Dışişleri Bakanı Ahmet Davutoğlu, Ünal’ın sağlığından Esad’ın sorumlu olduğu mesajını verdi: “Görüntülerde fark edeceğiniz gibi, dikte edilmiş bir açıklama yapılıyor. Daha önce de iki gazeteci kardeşimiz kaçırıldığında da, istihbarat elemanları olduğu iddia edildi. Dünyanın değişik yerlerinde hep gazetecilik yapmış bir kameramanın bir anda silahlı militana dönüşme ihtimali var mı? Şam’ın sıkıntısı da burada. Kameramanı terörist ilan eder, muhalefeti terörist ilan eder. Rejimin zulmüne ses çıkaran herkes ya teröristtir ya İsrail ajanıdır ya da başka birşeydir. Bu görüntülerden sonra arkadaşımızın sağlığından birinci derecede Suriye sorumludur, sağ salim dönmesi konusunda sorumluluğu vardır. Bunun için de Türkiye her türlü çabayı göstermeye kararlıdır.”

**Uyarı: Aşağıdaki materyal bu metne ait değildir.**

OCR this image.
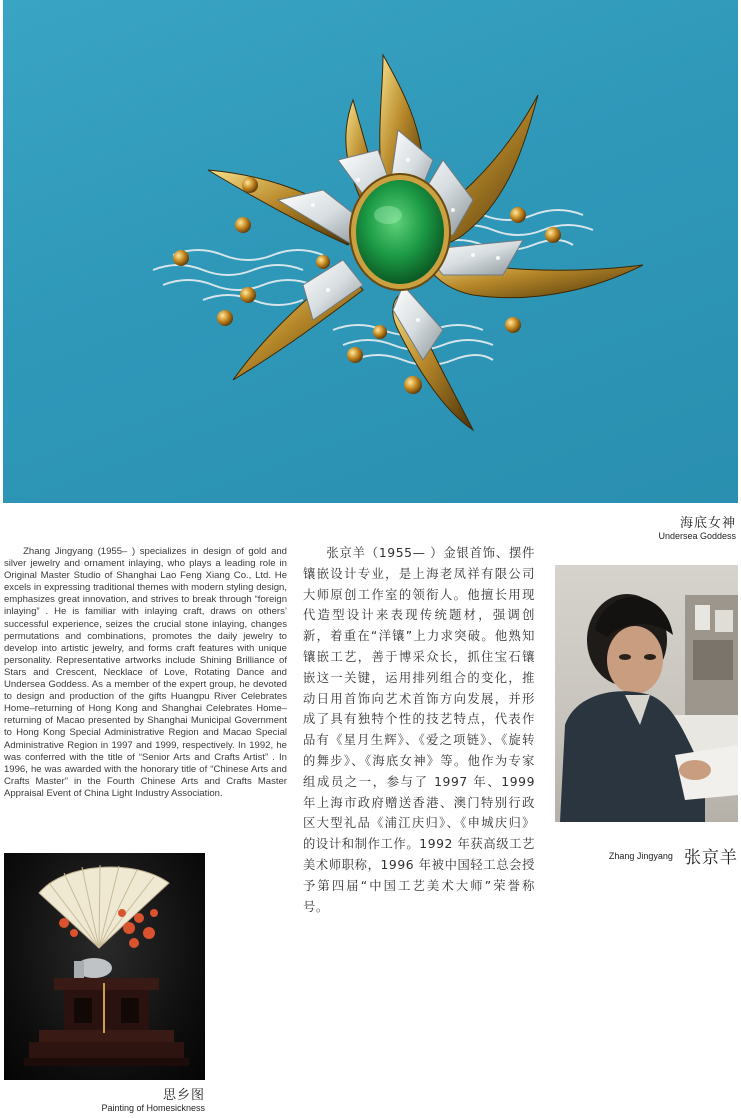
海底女神
Undersea Goddess
Zhang Jingyang (1955– ) specializes in design of gold and silver jewelry and ornament inlaying, who plays a leading role in Original Master Studio of Shanghai Lao Feng Xiang Co., Ltd. He excels in expressing traditional themes with modern styling design, emphasizes great innovation, and strives to break through “foreign inlaying” . He is familiar with inlaying craft, draws on others’ successful experience, seizes the crucial stone inlaying, changes permutations and combinations, promotes the daily jewelry to develop into artistic jewelry, and forms craft features with unique personality. Representative artworks include Shining Brilliance of Stars and Crescent, Necklace of Love, Rotating Dance and Undersea Goddess. As a member of the expert group, he devoted to design and production of the gifts Huangpu River Celebrates Home–returning of Hong Kong and Shanghai Celebrates Home–returning of Macao presented by Shanghai Municipal Government to Hong Kong Special Administrative Region and Macao Special Administrative Region in 1997 and 1999, respectively. In 1992, he was conferred with the title of “Senior Arts and Crafts Artist” . In 1996, he was awarded with the honorary title of “Chinese Arts and Crafts Master” in the Fourth Chinese Arts and Crafts Master Appraisal Event of China Light Industry Association.
张京羊（1955— ）金银首饰、摆件镶嵌设计专业，是上海老凤祥有限公司大师原创工作室的领衔人。他擅长用现代造型设计来表现传统题材，强调创新，着重在“洋镶”上力求突破。他熟知镶嵌工艺，善于博采众长，抓住宝石镶嵌这一关键，运用排列组合的变化，推动日用首饰向艺术首饰方向发展，并形成了具有独特个性的技艺特点，代表作品有《星月生辉》、《爱之项链》、《旋转的舞步》、《海底女神》等。他作为专家组成员之一，参与了 1997 年、1999 年上海市政府赠送香港、澳门特别行政区大型礼品《浦江庆归》、《申城庆归》的设计和制作工作。1992 年获高级工艺美术师职称，1996 年被中国轻工总会授予第四届“中国工艺美术大师”荣誉称号。
Zhang Jingyang 张京羊
思乡图
Painting of Homesickness
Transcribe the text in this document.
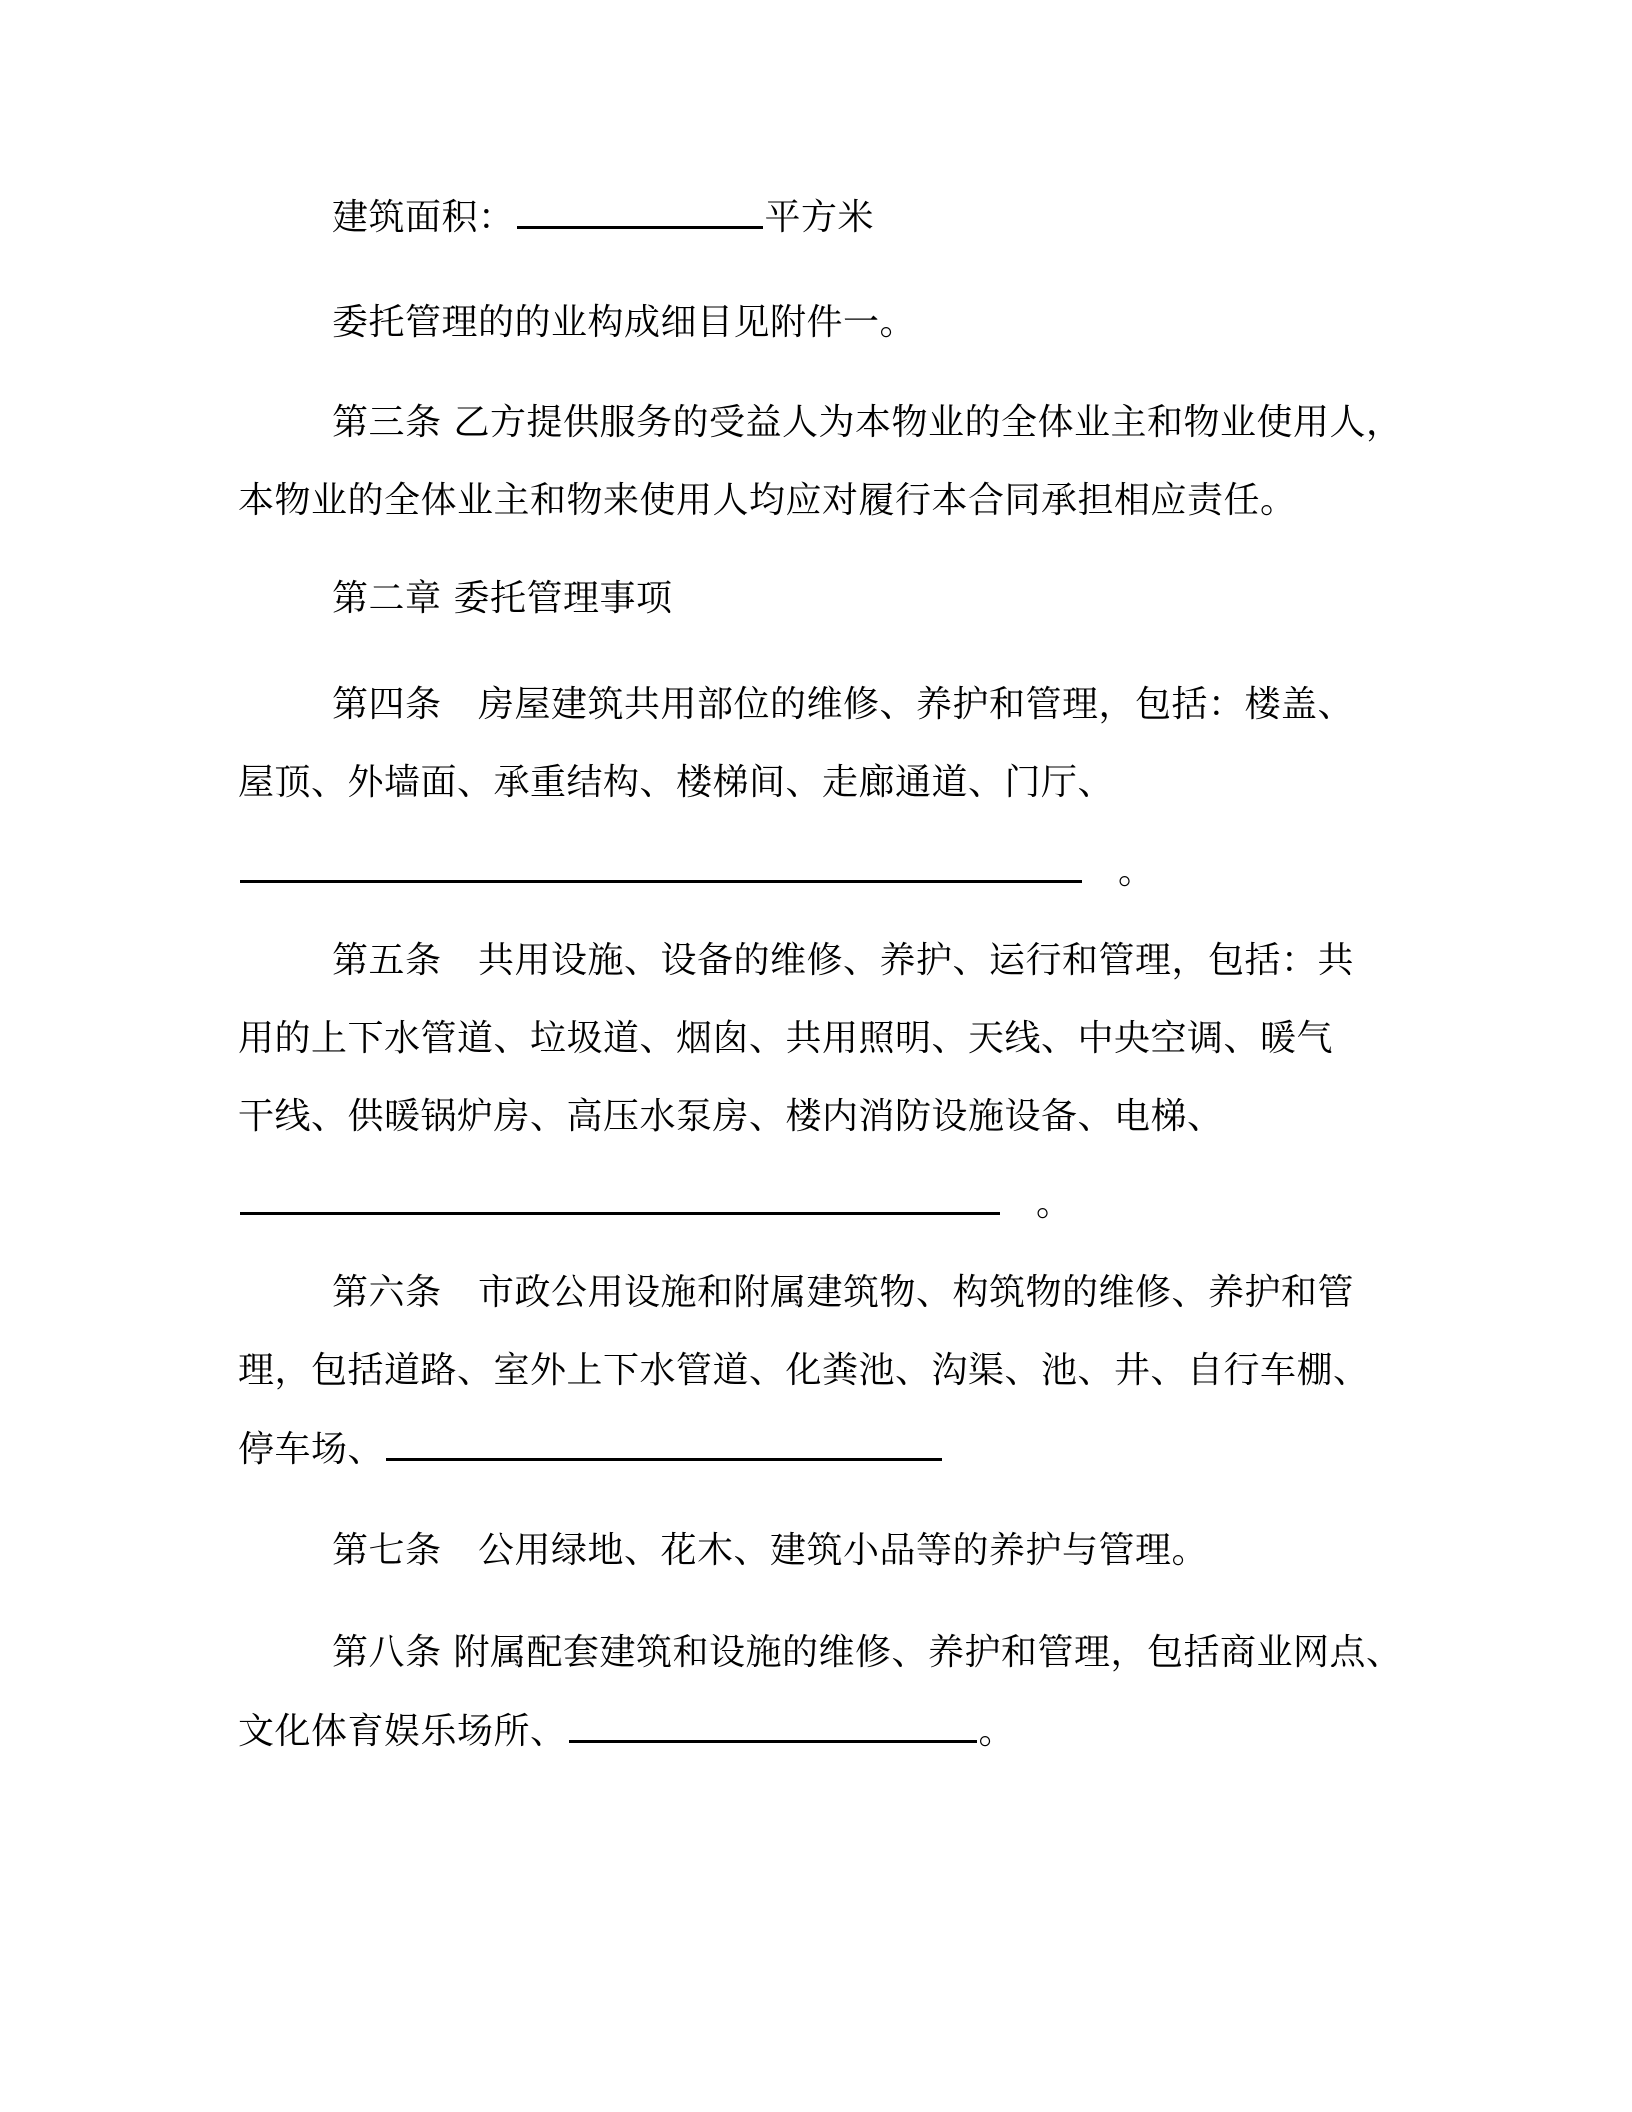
建筑面积：	平方米
委托管理的的业构成细目见附件一。
第三条 乙方提供服务的受益人为本物业的全体业主和物业使用人，
本物业的全体业主和物来使用人均应对履行本合同承担相应责任。
第二章 委托管理事项
第四条　房屋建筑共用部位的维修、养护和管理，包括：楼盖、
屋顶、外墙面、承重结构、楼梯间、走廊通道、门厅、
。
第五条　共用设施、设备的维修、养护、运行和管理，包括：共
用的上下水管道、垃圾道、烟囱、共用照明、天线、中央空调、暖气
干线、供暖锅炉房、高压水泵房、楼内消防设施设备、电梯、
。
第六条　市政公用设施和附属建筑物、构筑物的维修、养护和管
理，包括道路、室外上下水管道、化粪池、沟渠、池、井、自行车棚、
停车场、
第七条　公用绿地、花木、建筑小品等的养护与管理。
第八条 附属配套建筑和设施的维修、养护和管理，包括商业网点、
文化体育娱乐场所、	。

EŞİM SAĞ SALİM DÖNECEK BİLİYORUM
Ünal’ın eşi Nuran Ünal, eşinin görüntülerine dair “Bunlar hep ezberletilmiş şeyler. O fotoğrafın da fotomontaj olduğunu biliyorum. Cüneyt sadece işini yapıyor. Bunların hepsi onların propagandası” dedi. Ünal, haberi duyduğunda hissettiklerini “İlk gün aldığım haberler çok iyi değildi. Direkt ölüm haberini aldım. Başsağlığı ile gelenler oldu” diye anlatırken, “Bu görüntülerden sonra sağ salim geleceğine inanıyorum’’ dedi. Ünal şunları söyledi: “Artık hiç olmazsa yaşadığını biliyorum. Biraz daha iyiyim. Röportajın baskı altında yapıldığını ilk izlediğimde anladım. Konuşma tarzı bir kere o değil. Birkaç çete isminden bahsediyor. Ama tam telaffuz edemiyor çünkü bilmiyor. Gözlerinde de morluklar var. Bu şiddete maruz kaldığını gösterir. Bu da, baskı altında konuştuğunu gösterir. O sadece işini yapan bir haberci. Ekmek parası dışında hiçbir amaçla Suriye’ye gitmedi.” Eşinin başına gelebilecek kötü bir sondan Suriye’nin sorumlu olacağını söyleyen Ünal, “Tek temennim Allah onu bize, kızıma bağışlasın’’ derken “Yapılması gerekenlerin yapıldığına eminim. Yapılmaya da devam edecek. Dönüşü için her türlü kanalın denendiğini biliyorum” dedi.